Imposing Restrictions on Payday Loans Hurts the Poor More than It Helps Them
Payday loans tend to get a bad rap from people who deem themselves experts on personal finance. They often point to the high interest rates charged for these loans and the possibility that borrowers may lose the assets they use as collateral or end up in a debt cycle in which they perpetually roll over the debt.
Admittedly, the minority of borrowers, who are at times referred to as ‘less numerate,’ may not find it easy to quantify such risks.
Bans and Restrictions Are Counterproductive
Last year, Google sparked a debate when it banned advertisements for payday loan lenders. The Consumer Financial Protection Bureau’s (CFPB) also made an announcement in June last year in which it proposed rules aimed at shielding low-income borrowers from the perceived consequences of payday loans, which was widely hailed.
However, those applauding this move by the CFPB failed to note one pertinent issue: the likelihood that these proposed restrictions on payday loans will hurt the same people they are supposedly trying to help.
To be fair, the CFPB was not proposing that loans be banned altogether. What it wanted was a form of underwriting, whereby lenders are required to make sure that you’re able to pay back the loan before they give it you. Most people would agree with that.
All the same, there are a number of practicalities to consider. To begin with, even though payday loans are not always portrayed in the best light, it doesn’t mean they are not useful. Millions of people use payday loans every year, and that number may continue to rise.
Most people tend to think that those who seek payday loans are the borrowers who are less numerate and have inadequate access to credit. However, as the long-established (semi)weekly paycheck continues to increasingly fall out of pace with rising lifestyle diversities, forward-thinking investors are coming up with new ways of offering loan services similar to payday loans to working Americans.
Proposed Policy Changes Doing More Harm than Good
For instance, last year Uber launched a program in which it offered cash advances of up to $1,000 for its drivers. Various other lending enterprises, in conjunction with employers, offered employees loans against their paychecks as soon as the pay is earned.
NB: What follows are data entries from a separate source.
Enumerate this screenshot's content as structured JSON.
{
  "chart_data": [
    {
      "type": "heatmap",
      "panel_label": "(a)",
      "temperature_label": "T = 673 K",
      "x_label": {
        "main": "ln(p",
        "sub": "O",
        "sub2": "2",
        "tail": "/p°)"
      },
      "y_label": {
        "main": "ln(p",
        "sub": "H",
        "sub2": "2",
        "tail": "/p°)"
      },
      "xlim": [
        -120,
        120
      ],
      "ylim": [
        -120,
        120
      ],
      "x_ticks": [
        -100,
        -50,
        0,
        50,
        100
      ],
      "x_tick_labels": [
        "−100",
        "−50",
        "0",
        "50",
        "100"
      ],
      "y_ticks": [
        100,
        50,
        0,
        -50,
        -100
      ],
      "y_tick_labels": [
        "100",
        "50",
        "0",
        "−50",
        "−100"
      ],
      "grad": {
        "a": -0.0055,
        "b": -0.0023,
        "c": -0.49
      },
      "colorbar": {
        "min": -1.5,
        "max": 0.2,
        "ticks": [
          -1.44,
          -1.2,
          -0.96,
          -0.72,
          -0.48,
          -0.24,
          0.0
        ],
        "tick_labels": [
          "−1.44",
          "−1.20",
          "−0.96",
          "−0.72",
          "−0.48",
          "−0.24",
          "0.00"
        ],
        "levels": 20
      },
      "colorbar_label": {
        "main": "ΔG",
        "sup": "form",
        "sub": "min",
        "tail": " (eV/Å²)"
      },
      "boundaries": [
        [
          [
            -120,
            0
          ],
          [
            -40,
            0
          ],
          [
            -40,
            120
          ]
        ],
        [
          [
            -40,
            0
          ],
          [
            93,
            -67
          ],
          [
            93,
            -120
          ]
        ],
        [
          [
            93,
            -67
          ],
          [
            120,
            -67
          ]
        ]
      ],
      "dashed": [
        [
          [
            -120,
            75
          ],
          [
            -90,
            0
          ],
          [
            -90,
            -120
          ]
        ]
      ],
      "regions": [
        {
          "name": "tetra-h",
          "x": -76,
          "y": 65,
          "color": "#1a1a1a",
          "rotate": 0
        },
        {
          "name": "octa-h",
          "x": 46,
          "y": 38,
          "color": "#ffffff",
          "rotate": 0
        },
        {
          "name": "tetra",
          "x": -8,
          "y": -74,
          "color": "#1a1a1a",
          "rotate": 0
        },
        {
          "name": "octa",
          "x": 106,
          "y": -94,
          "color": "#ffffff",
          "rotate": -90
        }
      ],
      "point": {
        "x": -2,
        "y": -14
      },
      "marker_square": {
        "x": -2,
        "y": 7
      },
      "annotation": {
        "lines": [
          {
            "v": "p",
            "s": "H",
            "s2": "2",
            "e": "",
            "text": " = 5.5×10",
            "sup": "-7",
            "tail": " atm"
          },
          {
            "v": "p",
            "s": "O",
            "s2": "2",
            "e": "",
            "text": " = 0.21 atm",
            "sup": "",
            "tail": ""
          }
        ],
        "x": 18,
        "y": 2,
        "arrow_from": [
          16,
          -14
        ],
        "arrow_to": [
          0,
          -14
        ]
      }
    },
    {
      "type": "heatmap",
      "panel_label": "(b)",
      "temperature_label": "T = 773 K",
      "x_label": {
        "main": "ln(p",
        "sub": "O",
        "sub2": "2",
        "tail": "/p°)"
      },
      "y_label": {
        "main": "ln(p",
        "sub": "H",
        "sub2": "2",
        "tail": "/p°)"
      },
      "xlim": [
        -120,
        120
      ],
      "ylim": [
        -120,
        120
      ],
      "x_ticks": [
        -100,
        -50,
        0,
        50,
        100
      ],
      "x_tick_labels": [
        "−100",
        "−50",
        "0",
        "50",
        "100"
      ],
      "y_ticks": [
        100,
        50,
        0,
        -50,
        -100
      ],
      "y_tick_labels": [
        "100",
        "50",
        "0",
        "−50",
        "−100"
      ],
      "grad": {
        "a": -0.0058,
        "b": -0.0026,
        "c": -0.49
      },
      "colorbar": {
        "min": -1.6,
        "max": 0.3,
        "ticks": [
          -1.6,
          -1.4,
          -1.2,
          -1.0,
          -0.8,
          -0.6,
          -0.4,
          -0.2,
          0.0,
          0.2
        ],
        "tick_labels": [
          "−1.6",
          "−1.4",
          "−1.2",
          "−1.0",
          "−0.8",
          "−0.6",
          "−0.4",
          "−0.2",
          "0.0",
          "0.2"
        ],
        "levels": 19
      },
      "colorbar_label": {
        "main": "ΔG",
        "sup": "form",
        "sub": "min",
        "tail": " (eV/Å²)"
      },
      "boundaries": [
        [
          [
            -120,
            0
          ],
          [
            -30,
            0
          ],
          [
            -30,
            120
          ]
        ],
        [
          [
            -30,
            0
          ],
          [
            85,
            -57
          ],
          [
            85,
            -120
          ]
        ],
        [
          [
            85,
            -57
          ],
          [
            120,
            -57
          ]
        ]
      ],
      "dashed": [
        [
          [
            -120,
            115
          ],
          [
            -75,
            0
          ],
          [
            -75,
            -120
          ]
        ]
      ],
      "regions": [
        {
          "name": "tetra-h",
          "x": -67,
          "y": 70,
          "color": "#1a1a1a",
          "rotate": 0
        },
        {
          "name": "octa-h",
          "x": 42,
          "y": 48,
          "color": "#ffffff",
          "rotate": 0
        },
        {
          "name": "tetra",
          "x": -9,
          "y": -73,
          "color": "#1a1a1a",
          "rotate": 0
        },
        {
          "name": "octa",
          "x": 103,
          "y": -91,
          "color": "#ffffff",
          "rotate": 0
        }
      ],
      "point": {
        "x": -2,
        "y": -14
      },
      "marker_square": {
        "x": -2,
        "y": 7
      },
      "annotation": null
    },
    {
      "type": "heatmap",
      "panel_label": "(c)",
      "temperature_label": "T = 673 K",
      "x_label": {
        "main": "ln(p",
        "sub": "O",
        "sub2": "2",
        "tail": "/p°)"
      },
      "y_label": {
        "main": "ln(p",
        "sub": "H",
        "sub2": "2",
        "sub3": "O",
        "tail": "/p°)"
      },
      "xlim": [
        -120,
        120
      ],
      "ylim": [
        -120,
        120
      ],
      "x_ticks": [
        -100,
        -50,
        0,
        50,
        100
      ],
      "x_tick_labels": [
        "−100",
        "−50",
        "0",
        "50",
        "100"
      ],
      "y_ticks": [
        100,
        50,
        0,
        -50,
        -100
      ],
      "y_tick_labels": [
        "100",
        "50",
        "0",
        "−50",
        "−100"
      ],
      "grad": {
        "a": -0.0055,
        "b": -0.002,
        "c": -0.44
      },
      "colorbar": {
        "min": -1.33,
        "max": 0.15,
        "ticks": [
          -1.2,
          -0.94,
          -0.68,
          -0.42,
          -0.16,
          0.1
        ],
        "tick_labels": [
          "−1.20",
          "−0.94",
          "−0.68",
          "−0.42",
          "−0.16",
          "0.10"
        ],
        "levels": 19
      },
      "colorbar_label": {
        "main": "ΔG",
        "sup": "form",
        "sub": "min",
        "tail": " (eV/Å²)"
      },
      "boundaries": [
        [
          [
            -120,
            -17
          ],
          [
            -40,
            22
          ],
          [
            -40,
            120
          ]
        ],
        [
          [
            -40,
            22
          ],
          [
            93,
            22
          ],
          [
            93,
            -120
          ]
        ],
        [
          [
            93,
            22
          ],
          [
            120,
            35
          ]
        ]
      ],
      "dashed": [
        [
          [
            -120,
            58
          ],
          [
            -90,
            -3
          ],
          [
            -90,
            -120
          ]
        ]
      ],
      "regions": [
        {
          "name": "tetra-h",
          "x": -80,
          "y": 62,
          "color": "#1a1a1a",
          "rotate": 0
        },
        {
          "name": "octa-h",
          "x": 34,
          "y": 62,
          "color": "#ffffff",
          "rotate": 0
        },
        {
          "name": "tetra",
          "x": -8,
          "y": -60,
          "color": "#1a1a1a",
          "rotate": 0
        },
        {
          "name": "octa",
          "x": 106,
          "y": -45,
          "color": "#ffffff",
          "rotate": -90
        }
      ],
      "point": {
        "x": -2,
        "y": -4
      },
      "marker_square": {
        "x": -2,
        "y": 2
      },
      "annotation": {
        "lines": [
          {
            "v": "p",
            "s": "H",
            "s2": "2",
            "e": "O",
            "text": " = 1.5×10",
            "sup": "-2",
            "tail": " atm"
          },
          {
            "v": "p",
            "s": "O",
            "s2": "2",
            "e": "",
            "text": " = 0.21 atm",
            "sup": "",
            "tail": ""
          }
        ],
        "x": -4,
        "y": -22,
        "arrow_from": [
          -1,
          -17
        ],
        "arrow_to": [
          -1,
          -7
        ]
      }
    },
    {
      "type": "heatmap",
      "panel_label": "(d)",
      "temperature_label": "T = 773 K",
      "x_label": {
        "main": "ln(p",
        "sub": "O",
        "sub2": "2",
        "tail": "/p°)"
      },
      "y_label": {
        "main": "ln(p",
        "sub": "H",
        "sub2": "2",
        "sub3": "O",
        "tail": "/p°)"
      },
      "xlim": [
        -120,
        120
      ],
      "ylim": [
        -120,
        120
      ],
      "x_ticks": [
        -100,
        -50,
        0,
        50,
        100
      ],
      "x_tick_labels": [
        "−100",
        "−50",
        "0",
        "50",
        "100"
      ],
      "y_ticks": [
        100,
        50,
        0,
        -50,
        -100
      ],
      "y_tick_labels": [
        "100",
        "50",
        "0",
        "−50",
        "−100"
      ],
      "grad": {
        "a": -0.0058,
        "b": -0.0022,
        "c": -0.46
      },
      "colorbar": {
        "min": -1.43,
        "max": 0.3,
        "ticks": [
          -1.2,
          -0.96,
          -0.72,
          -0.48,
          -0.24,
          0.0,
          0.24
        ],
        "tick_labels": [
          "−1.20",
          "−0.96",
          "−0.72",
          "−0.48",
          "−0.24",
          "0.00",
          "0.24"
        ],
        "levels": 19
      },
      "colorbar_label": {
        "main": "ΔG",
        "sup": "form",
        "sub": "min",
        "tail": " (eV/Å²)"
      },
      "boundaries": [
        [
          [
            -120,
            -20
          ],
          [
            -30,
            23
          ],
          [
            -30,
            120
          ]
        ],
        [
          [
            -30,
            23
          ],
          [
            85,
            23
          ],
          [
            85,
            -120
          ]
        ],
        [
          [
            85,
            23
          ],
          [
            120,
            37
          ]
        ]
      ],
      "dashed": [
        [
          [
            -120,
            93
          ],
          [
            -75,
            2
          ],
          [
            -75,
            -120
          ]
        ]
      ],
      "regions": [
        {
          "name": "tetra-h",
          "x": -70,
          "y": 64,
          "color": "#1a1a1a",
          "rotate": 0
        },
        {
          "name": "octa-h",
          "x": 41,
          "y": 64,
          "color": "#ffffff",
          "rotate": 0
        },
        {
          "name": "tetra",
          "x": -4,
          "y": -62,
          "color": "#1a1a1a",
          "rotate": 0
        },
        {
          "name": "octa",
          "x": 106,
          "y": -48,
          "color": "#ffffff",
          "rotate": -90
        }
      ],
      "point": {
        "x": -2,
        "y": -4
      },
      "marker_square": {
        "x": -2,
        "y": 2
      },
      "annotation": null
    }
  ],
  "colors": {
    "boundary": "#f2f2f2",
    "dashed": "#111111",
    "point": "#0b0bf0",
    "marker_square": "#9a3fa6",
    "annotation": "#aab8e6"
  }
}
That is to say, in the same way that it always does, the CFPB is attempting to maintain the status quo of an industry that is undergoing change. The rules it proposed are likely to make payday loans increasingly inaccessible for low-income workers as they become more popular with middle-income earners.
The possibility of limited access is slowly becoming a reality. According to the CFPB, by increasing the cost for lenders, the rules it proposed would decrease payday loans’ dollar value by more than 50 percentage points. Consequently, the funds that would have been available to high-risk borrowers end up in the hands of low-risk borrowers.
It is a relatively straightforward concept. By implementing regulations on some aspects of lending, rational lenders react to those regulations by changing the price of some other aspects of the loan agreements to factor in the increase in risk.
For instance, limited interest rates may cause lenders to increase annual fees. In other words, when the CFPB makes it hard for the lending organizations to factor risk into the price of a contract, the organizations naturally review their lending practices.
Punishing the Poor and Subsidizing the Rich
More specifically, when the cost of providing loan services to high-risk borrowers becomes too high for lenders, the loan products in the market are directed more towards low-risk borrowers. As a result, the supply of loan products targeted toward low-risk borrowers increases, which in turn pushes down the prices (interest rates) charged to these customers. In the end, the rules that were meant to protect the poor make loan facilities increasingly cheaper for the rich.
Usury laws have for a while now have been known to be of more of a benefit to the well-to-do that they are to the poor. It would be impractical to believe that increasing the cost of payday loans would lead to a different outcome. Therefore, the distributional impact of policy change aimed at shielding consumers would be opposite of what policymakers intended.
In addition to that, while it is admittedly true that there are a number of less financially literate payday borrowers who may not fully understand what they are signing up for, there is probably an equally sizable, if not larger, group of borrowers who know exactly what they are doing and can be trusted to make responsible personal finance decisions, without the intervention of the CFPB.
The proposed restrictions on payday loans inadvertently punish responsible payday loan borrowers for the perceived benefit of the less financially literate group. A key point that seems to be absent in the CFPB’s rationale is balancing the effect of the benefits to one consumer segment against the cost to another, consequently making the Bureau’s assessment irrational.
To give an example, the CFPB referenced a study that shows that amidst guaranteed payday loan consumers who use a vehicle as security, 20 percent end up losing the automobile. That is certainly undesirable, especially in cases where borrowers did not fully understand the terms and conditions of the agreement.
Nevertheless, the question that the CFPB fails to examine is whether there might be other means of restricting access to credit facilities that look out for the interests of the 80 percent of payday loan consumers who did not lose their vehicles because they are not only knowledgeable but also responsible.
It is critical to keep in mind that making payday loans less accessible to high-risk borrowers doesn’t necessarily work to reduce the demand for the services by that consumer segment. While such a move might compel them to live within their meager means, the CFPB also risks driving them to informal lenders, such as loan sharks and friends/family who may not be in a position to offer better terms.